#1
蒼白い月光が自分の右手を照らしている。
色んなものを触ってきた手だ。パン、スプーン、マウス、ハンドル、そして、性器。……すごい。すごい気持ち悪い。
階段を上がってすぐの所で振り返った。男はヨタヨタと覚束無い足取りでのぼってくる。
瞬きも忘れて男を刮目した。鞄は左の脇に、左手は手すりに、右手はかすかに上げていた。
黙って犯されるなんて冗談じゃない。廃人だから可哀想とか思ってられるか。誰にも頼れないなら尚さら。

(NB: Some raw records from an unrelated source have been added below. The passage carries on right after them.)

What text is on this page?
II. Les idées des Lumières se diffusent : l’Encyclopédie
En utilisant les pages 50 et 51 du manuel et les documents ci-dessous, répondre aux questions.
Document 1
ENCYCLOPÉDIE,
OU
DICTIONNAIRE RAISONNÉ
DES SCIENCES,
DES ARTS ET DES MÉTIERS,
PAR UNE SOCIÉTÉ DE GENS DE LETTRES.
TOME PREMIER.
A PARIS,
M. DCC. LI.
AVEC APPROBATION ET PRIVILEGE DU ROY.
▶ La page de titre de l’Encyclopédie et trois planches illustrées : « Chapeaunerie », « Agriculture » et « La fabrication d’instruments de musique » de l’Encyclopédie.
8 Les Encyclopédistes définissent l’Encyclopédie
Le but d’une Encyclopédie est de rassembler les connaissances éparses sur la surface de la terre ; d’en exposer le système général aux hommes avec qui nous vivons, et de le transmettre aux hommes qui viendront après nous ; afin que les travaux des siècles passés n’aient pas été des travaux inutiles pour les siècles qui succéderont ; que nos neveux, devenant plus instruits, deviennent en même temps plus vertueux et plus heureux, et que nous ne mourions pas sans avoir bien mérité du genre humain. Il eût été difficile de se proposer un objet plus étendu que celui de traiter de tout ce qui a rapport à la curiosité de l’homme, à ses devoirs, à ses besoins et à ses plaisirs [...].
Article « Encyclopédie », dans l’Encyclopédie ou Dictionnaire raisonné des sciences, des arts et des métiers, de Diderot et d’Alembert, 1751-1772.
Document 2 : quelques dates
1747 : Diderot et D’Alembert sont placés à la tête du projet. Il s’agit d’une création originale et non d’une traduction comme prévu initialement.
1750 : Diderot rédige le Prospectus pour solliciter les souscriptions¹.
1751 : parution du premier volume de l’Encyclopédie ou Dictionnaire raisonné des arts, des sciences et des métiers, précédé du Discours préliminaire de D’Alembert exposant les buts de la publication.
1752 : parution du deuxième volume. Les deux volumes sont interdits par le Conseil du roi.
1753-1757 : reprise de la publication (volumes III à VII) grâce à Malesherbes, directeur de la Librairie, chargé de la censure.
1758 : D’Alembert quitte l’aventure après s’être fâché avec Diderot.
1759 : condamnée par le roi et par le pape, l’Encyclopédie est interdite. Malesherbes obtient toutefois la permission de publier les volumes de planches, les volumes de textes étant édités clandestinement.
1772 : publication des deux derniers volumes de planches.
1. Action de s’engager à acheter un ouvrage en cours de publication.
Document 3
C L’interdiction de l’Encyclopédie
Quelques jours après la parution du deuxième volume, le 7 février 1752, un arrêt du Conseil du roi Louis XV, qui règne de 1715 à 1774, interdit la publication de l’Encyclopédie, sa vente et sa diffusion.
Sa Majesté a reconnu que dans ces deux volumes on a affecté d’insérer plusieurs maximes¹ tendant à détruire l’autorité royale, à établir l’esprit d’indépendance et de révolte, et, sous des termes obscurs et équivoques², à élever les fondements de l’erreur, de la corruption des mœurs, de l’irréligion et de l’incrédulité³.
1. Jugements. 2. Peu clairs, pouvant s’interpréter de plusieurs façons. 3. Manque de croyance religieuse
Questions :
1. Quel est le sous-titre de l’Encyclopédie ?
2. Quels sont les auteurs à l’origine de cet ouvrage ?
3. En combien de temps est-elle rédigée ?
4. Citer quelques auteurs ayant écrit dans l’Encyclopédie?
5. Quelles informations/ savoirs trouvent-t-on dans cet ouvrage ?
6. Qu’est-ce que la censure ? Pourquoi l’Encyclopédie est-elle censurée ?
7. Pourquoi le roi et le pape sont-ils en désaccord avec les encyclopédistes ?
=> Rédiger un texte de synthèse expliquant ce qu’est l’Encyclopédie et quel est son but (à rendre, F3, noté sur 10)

俺の現実的な右手が待っている。早く、早くのぼってこい。そしたらいっそ一思いに殺してやる。絶望させてやると笑っている。
俺も笑った気がした。
男の手がこちらへ届く一歩手前で振り上げた右手。……それは、何故か後方に引き寄せられた。
「えっ」
咄嗟に身体も後ろへ倒れる。誰かに優しく抱き締められて、視界を奪われてしまった。目の前には何をするか分からない男がいるのに。
焦って逃れようとしたけど、男の叫び声が聞こえた瞬間手を引かれた。耳元で「逃げるよ」と囁かれる。
顔を上げて目を見張る。声がすぐに出なかった。その人は、やはり想像できないタイミングで現れるから。
「司さん! 何で」
「いいから早く! 走って!」
今までにない険しい顔で言われた為、彼の手を握り返して走った。途中気になって振り返ると、男はその場でうずくまっていた。
かなりの距離を走った。昨日から一台も走ってないんじゃないかと思う車道を渡って、誰も住んでなさそうな高層マンションを横切る。
無人の街を彼と歩いた。月はまだ光り輝いている。こちらを嘲笑ってるようで気分が悪い。
「ここまで来れば大丈夫かな」
体力のない由貴は後半ほとんど司に引き摺られた。実際靴は長いこと引き摺っていたせいで踵がすり減っている。
呼吸を整えることに精一杯の由貴と違い、司は前髪を直すと肩を竦めた。
「さっきの人に襲われてたんだよね? 申し訳ないと思ったけど、アソコ蹴っちゃった。アレが一番効くじゃん?」
「あはは……」
申し訳なさそうに話す司を見て、自然と笑いが零れた。まだ心臓はバスドラム並に音を放出しているけど、安心して涙が出そうだ。脱力して後ろの壁に寄りかかる。
「司さん、助けてくれてありがとうございます。でも何であそこにいたんですか?」
「ふふん、カン。由貴くんがあそこにいる気がした。あと、困ってる気がしたんだ」
「エスパー……」
「ああ。君限定のね」
冗談……だとしても、助かったことは事実だ。
元恋人だが、いつかの気まずさは消え失せていた。